In this way, Bank of America Merrill Lynch’s senior US equity, small and mid-cap strategist Jill Carey Hall is highly cautious on small caps: as they have been struggling all year, she says investors should not expect ‘small-cap stocks to break out of an earnings slump’.

She tells IR Magazine: ‘Fundamentals are still weaker down the cap spectrum – small caps have still seen more negative estimate revisions, weaker earnings growth and fewer positive surprises relative to large caps.’

Carey Hall also challenges the narrative that small caps are removed from the trade war picture because of their focus on domestic markets. ‘Even though they’re more domestic, small caps aren’t insulated from trade tensions. Many are suppliers to big multinationals, or can’t as easily shift their supply chains or price through higher costs. The gap between small caps’ foreign exposure and large caps’ foreign exposure has also been narrowing,’ she notes.  

One style Carey Hall expects to outperform is ‘quality’ – especially against a backdrop of rising volatility. ‘But quality has become more scarce within small caps. Right now about one fourth of the Russell 2000 index are non-earners – a level typically only seen outside of or leading into recessions,’ she warns.

The stars among small caps this year are mostly in healthcare and technology, highlighting the different levels and diversity at play in the small-cap arena.
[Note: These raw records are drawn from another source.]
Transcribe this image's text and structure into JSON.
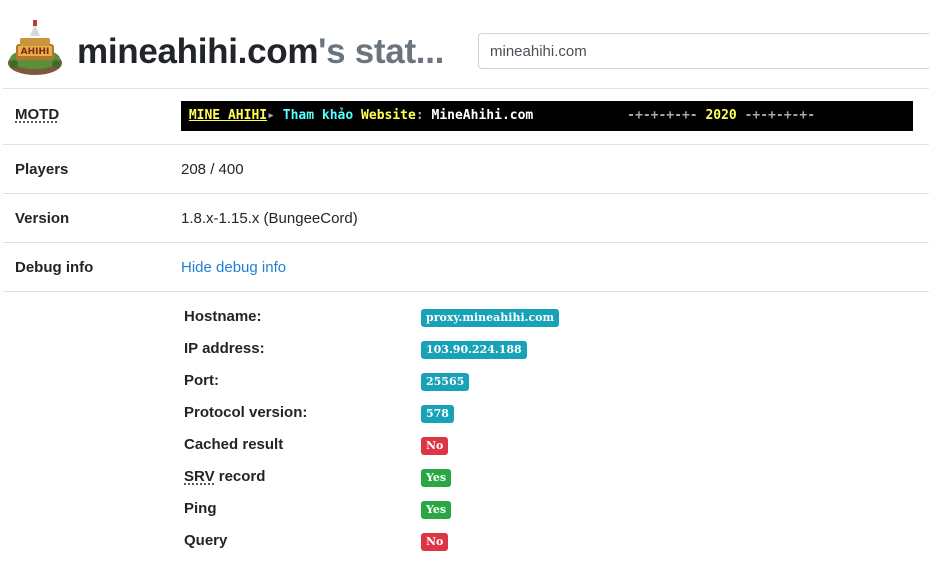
{
  "header": {
    "logo": "mineahihi-logo",
    "title_main": "mineahihi.com",
    "title_suffix": "'s stat...",
    "search_value": "mineahihi.com"
  },
  "motd": {
    "label": "MOTD",
    "segments": [
      {
        "text": "MINE AHIHI",
        "color": "#ffff55",
        "underline": true
      },
      {
        "text": "▸ ",
        "color": "#aaaaaa"
      },
      {
        "text": "Tham khảo ",
        "color": "#55ffff"
      },
      {
        "text": "Website",
        "color": "#ffff55"
      },
      {
        "text": ": ",
        "color": "#aaaaaa"
      },
      {
        "text": "MineAhihi.com",
        "color": "#ffffff"
      },
      {
        "text": "            -+-+-+-+- ",
        "color": "#aaaaaa"
      },
      {
        "text": "2020",
        "color": "#ffff55"
      },
      {
        "text": " -+-+-+-+-",
        "color": "#aaaaaa"
      }
    ]
  },
  "players": {
    "label": "Players",
    "value": "208 / 400"
  },
  "version": {
    "label": "Version",
    "value": "1.8.x-1.15.x (BungeeCord)"
  },
  "debug": {
    "label": "Debug info",
    "link": "Hide debug info"
  },
  "debug_items": [
    {
      "label": "Hostname:",
      "value": "proxy.mineahihi.com",
      "status": "info"
    },
    {
      "label": "IP address:",
      "value": "103.90.224.188",
      "status": "info"
    },
    {
      "label": "Port:",
      "value": "25565",
      "status": "info"
    },
    {
      "label": "Protocol version:",
      "value": "578",
      "status": "info"
    },
    {
      "label": "Cached result",
      "value": "No",
      "status": "danger"
    },
    {
      "label": "SRV record",
      "value": "Yes",
      "status": "success"
    },
    {
      "label": "Ping",
      "value": "Yes",
      "status": "success"
    },
    {
      "label": "Query",
      "value": "No",
      "status": "danger"
    }
  ],
  "colors": {
    "info": "#17a2b8",
    "danger": "#dc3545",
    "success": "#28a745",
    "link": "#1e7fd6"
  }
}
‘Momentum can thrive in a market where you have a wide range of dispersions, and that’s especially true in the small-cap space, where you can have a big difference between the best and worst performers,’ says Jay Gragnani, head of research and client engagement, at Nasdaq Dorsey Wright in a statement.

In another twist in the small-caps narrative is the revelation that UK funds are among the most vulnerable to a market and liquidity shock – especially those that invest in small-cap companies, according to the latest analysis. Research company MSCI analyzed the portfolios of 412 equity funds with more than €1 bn ($1.1 bn) in assets and identified several that would struggle to sell their underlying holdings at a fast enough pace in the event of heavy redemptions without resorting to a fire sale.

This is based on a SEC liquidity assessment, which evaluates an asset as illiquid if it would take more than a week to sell 5 percent of the holding in normal market conditions.